In order for racetracks to receive funding from OR, they must join a racetrack alliance: a collective of currently-operating live racing venues that work together to set race dates and purses. All racetracks that conduct live racing are invited to join the alliance, but must agree to be governed by a not-for-profit organization in conjunction with Woodbine Entertainment Group.

According to Ontario Racing’s new funding framework, of the $1.6 billon they’re asking from the government, they’ve deemed 87 per cent ($71 million of the $93.4 million each year until 2038) to purses.
The funding would also facilitate a complete Horse Improvement Program (HIP) review in the first quarter of 2017, said Cooke. Earlier this year, Woodbine Entertainment Group, to address the horse shortage and fill races, unilaterally decided to eliminate some of the restricted conditions for Ontario-sired horses, without much prior consultation with the horsepeople.

Currently, the thoroughbred portion of HIP is contracted out to the CTHS, while Ontario Racing administers the standardbred and quarter horse portion in house.

Cook said, if funding is secured, OR will focus on “fairly fundamental questions” about HIP: “Is it meeting the purposes it was set out? Are we administering it the most effective and efficient way? Part of that, on the thoroughbred side, may have some implications on what did happen at Woodbine.

“At the end of the day, it’s got to work for everybody, and you have to consult with everybody. Whether the decision is for everybody, you have to at least consult with everybody.”

All of this hinges on Ontario Racing receiving the money. Cook is confident the government will move forward with the plan, but he warns that too much in-fighting could give government enough reason to walk away.

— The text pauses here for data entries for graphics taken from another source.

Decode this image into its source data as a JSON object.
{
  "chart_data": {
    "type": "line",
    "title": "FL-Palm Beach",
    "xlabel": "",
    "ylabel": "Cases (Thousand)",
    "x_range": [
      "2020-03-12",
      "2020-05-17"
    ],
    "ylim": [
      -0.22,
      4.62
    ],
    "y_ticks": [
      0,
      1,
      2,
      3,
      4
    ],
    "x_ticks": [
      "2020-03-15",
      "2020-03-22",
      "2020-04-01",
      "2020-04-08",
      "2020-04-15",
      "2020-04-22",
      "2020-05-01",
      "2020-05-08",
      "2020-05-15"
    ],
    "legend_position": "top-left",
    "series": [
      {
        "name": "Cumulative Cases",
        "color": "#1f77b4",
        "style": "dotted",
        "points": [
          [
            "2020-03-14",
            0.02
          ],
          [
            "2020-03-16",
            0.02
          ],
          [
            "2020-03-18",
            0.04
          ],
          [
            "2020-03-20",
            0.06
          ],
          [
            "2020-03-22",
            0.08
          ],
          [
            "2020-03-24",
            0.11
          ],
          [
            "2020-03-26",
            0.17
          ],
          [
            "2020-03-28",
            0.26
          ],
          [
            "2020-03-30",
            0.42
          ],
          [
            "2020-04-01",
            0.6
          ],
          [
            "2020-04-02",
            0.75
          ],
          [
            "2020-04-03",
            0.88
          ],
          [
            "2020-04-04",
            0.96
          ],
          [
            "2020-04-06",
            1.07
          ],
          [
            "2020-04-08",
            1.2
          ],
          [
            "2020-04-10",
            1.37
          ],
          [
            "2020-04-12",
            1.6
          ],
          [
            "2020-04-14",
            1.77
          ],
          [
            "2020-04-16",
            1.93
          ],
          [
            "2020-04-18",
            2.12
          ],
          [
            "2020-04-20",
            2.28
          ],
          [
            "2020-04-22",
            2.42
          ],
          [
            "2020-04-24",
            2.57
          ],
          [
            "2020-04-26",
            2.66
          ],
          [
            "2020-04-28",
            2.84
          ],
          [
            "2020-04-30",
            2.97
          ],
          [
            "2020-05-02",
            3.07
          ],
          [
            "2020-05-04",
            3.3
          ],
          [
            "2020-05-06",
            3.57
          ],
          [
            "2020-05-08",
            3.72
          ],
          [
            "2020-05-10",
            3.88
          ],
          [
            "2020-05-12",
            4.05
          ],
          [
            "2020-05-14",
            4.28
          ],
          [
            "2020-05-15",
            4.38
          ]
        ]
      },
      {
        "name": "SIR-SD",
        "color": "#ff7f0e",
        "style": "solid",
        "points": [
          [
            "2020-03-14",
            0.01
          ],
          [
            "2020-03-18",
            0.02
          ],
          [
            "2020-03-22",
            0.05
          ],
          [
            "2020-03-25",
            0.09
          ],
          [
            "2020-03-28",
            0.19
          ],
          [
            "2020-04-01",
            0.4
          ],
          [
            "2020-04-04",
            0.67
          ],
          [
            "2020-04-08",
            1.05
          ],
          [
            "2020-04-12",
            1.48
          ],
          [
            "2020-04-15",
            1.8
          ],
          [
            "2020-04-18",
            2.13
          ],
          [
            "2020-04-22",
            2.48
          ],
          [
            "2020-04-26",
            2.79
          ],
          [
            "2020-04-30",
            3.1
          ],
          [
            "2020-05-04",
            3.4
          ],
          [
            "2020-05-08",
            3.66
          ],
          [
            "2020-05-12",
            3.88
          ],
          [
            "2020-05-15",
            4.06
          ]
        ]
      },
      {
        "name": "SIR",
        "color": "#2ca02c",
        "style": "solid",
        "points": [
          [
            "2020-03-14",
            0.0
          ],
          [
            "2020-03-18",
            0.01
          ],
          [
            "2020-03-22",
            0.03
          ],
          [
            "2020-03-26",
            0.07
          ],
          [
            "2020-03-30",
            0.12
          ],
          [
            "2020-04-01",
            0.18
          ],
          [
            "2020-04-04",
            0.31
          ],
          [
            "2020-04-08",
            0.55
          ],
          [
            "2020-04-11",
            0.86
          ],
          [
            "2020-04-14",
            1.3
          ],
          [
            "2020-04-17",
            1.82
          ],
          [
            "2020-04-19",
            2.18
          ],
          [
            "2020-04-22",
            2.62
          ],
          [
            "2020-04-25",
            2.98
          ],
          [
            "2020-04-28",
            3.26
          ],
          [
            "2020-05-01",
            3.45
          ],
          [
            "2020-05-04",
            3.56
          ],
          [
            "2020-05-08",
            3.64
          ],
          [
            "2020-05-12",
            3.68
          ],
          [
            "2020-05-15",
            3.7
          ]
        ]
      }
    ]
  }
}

“I think if the industry is supportive of this conceptually, I think there’s a reasonably good chance government would follow through and deliver on it,” he said. “The risk we run is… clearly this industry has a long history of difficulty in collaborating, lots of different interests, and government never likes noise like that, so the more noise around stuff, the more I’m worried that you run the risk that someone goes,” Cook said, stopping to raise his hands.